Analysis: The sick industrial company had already been brought within the statutory framework of the Sick Industrial Companies (Special Provisions) Act, 1985, and the Board had appointed an operating agency under section 17(3) to prepare a scheme for rehabilitation. The proposed arrangement with first charge holders, which involved deferring and restructuring payments, was held to fall within the kind of preventive, ameliorative and remedial measures contemplated by sections 18 and 19 of the Sick Industrial Companies (Special Provisions) Act, 1985. The Court held that section 32 of the Sick Industrial Companies (Special Provisions) Act, 1985 gives that enactment overriding effect over any inconsistent provision of other laws, and that the mechanism under section 391 of the Companies Act, 1956 could not be invoked in a manner inconsistent with the rehabilitation process already pending before the Board. The Court declined to accept the view that the company court retained concurrent jurisdiction in the face of the Board's continuing seisin of the matter.
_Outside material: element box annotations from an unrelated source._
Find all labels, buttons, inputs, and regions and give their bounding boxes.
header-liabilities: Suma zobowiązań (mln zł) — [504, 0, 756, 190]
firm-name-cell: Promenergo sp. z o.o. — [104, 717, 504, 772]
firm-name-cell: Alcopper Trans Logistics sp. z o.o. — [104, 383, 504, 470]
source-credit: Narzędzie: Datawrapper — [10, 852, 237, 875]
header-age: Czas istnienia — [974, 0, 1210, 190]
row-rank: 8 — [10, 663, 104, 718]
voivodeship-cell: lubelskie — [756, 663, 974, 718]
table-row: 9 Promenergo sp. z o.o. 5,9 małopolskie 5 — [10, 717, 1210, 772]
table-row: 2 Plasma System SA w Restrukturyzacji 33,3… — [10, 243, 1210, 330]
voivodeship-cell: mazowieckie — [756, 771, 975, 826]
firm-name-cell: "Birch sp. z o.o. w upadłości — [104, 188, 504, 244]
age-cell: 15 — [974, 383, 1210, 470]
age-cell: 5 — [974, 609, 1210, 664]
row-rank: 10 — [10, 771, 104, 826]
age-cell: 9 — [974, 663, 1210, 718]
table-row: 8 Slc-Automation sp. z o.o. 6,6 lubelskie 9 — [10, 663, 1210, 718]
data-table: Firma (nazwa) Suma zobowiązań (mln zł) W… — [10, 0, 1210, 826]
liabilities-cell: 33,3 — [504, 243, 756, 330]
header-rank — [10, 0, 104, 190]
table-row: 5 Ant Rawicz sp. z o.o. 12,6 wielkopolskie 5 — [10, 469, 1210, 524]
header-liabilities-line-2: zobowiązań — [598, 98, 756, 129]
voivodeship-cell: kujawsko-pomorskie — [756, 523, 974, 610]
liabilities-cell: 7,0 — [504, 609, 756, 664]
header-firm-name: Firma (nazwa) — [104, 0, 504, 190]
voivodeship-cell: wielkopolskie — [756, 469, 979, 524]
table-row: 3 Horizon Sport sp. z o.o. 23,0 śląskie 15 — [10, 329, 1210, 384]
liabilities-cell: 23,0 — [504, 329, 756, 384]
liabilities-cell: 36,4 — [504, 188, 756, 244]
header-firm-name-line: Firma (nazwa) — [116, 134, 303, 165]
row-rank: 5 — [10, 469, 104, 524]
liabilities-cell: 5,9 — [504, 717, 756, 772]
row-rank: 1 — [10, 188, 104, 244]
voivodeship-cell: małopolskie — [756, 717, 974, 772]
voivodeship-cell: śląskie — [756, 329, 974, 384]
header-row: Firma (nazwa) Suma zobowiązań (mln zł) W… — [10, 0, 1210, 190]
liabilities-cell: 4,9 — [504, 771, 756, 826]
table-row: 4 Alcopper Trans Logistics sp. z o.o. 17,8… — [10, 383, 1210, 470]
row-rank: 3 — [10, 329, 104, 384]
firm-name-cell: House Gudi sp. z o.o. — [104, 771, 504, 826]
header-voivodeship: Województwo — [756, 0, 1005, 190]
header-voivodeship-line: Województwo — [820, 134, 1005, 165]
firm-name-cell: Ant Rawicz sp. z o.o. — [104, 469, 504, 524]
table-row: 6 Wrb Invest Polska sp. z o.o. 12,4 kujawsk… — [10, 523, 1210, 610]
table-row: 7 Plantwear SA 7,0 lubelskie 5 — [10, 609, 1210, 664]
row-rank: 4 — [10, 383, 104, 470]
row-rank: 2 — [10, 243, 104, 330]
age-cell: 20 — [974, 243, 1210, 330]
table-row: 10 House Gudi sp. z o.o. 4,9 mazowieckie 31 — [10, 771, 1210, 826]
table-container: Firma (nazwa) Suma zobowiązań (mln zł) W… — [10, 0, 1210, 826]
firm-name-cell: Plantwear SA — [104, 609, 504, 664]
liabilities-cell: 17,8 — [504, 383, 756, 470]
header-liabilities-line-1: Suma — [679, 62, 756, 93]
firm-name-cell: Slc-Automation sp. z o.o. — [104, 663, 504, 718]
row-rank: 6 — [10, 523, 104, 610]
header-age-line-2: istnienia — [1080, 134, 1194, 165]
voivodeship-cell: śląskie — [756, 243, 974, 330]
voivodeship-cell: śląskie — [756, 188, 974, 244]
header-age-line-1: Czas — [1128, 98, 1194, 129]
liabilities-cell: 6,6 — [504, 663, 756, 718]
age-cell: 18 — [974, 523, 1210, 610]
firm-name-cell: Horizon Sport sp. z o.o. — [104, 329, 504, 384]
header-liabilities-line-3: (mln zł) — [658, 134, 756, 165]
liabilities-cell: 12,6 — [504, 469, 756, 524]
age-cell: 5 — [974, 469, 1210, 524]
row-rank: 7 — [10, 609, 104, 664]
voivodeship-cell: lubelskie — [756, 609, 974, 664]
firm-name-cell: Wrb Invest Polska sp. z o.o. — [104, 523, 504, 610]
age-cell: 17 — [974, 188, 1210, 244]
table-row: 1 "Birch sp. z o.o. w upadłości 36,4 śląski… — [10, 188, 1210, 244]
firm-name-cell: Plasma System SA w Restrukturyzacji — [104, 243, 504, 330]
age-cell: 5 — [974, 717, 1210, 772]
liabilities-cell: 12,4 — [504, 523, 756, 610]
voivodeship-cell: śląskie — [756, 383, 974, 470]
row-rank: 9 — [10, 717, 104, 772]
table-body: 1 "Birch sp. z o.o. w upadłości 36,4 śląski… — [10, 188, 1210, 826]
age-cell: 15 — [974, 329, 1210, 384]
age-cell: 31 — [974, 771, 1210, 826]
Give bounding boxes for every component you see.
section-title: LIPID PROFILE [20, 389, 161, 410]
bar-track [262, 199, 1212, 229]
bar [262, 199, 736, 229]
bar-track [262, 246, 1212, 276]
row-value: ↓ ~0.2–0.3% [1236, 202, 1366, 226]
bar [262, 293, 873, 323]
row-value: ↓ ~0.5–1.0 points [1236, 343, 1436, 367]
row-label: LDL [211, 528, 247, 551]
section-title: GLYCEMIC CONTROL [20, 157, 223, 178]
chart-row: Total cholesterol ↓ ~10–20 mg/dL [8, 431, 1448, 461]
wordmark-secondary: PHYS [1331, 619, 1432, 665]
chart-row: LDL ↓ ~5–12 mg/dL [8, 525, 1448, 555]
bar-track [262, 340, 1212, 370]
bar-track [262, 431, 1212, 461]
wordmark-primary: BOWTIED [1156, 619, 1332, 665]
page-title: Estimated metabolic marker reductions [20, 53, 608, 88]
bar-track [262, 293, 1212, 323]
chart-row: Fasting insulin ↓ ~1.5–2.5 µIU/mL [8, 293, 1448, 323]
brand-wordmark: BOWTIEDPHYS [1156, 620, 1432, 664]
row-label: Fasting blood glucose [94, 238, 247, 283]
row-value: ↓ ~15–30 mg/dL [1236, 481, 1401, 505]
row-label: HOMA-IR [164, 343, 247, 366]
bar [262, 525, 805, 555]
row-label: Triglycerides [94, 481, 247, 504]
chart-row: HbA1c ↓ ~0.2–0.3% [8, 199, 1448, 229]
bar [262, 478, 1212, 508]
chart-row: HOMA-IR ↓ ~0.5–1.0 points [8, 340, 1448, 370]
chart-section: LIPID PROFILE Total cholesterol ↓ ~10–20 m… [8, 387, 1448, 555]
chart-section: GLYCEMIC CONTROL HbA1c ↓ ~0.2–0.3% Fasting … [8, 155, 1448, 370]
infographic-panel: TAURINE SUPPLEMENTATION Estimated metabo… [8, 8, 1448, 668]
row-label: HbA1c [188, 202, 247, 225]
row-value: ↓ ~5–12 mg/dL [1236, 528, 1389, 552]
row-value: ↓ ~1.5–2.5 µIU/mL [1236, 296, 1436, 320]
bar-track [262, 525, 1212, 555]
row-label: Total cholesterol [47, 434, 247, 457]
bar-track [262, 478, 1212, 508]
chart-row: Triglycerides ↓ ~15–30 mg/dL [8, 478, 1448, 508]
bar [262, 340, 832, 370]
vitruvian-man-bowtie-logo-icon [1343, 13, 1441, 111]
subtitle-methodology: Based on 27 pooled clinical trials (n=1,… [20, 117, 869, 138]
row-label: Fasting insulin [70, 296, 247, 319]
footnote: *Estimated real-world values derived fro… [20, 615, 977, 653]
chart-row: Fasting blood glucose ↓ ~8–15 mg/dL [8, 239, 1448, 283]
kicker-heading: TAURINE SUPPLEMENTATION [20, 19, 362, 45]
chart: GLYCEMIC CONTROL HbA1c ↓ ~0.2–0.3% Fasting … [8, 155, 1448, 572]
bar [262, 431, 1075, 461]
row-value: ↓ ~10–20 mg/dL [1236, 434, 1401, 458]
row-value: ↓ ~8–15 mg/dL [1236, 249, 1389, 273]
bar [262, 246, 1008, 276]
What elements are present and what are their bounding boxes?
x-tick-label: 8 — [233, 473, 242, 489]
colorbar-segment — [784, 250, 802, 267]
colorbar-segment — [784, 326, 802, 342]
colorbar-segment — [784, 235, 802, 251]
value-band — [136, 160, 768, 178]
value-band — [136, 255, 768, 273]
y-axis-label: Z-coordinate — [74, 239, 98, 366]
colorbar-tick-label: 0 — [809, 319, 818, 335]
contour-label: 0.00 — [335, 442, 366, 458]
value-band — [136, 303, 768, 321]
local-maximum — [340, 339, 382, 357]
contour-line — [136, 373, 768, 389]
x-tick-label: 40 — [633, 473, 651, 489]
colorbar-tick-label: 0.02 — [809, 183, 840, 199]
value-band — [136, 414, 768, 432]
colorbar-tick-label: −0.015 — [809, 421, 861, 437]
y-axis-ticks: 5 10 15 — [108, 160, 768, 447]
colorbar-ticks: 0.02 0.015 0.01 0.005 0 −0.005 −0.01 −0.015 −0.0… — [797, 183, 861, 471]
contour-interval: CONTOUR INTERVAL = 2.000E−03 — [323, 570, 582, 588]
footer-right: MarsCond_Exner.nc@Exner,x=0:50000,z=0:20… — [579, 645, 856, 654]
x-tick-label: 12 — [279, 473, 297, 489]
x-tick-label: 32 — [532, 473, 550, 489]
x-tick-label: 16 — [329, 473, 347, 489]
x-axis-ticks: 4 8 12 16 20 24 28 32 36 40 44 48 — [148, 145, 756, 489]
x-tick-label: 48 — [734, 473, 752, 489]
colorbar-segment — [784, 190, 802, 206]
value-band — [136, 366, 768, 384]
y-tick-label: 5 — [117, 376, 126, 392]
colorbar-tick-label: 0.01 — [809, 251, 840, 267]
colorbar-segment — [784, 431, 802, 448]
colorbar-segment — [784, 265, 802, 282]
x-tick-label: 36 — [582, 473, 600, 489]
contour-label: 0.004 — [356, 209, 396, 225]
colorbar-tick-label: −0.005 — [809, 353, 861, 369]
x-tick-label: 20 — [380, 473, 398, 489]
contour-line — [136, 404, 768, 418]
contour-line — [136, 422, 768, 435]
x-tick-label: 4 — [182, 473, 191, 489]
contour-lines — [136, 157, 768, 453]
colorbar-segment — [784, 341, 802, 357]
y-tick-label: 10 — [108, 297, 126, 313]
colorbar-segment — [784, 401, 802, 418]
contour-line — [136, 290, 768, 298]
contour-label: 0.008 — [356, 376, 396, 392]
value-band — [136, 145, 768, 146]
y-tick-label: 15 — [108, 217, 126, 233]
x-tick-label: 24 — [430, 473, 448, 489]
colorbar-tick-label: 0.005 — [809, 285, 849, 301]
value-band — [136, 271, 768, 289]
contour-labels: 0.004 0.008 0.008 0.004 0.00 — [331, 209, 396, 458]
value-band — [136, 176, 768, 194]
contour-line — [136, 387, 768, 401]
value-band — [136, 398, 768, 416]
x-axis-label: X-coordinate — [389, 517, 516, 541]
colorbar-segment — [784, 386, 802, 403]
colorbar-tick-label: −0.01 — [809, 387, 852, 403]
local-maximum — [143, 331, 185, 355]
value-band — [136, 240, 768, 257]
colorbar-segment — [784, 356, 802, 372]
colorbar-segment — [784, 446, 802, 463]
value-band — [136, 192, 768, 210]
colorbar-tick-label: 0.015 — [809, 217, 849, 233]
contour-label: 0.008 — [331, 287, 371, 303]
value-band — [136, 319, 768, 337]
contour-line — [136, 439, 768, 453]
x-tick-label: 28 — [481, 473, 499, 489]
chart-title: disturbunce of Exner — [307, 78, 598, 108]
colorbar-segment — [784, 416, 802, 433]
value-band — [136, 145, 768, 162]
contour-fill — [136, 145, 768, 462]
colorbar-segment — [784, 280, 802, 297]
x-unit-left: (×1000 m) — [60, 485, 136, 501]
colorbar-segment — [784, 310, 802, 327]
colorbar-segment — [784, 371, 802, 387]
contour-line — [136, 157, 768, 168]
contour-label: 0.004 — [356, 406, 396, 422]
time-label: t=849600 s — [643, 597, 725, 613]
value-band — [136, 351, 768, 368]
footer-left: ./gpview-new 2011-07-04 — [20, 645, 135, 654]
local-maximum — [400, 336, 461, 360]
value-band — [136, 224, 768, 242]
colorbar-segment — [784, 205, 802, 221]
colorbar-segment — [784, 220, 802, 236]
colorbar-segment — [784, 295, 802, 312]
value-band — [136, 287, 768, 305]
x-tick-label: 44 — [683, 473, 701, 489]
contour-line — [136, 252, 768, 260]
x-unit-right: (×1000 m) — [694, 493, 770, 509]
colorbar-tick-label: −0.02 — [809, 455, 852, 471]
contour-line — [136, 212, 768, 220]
Conclusion: The company court could not direct convening of the meeting of the first charge holders while the rehabilitation proceedings were pending before the Board for Industrial and Financial Reconstruction.
Final Conclusion: The petition failed because the statutory rehabilitation regime under the Sick Industrial Companies (Special Provisions) Act, 1985 was held to prevail over the proposed compromise procedure under the Companies Act, 1956 at that stage.
Ratio Decidendi: Where a sick industrial company is already subject to a rehabilitation process before the Board for Industrial and Financial Reconstruction, the overriding effect of the Sick Industrial Companies (Special Provisions) Act, 1985 excludes resort to an inconsistent scheme of arrangement under the Companies Act, 1956 until the Board's process is complete.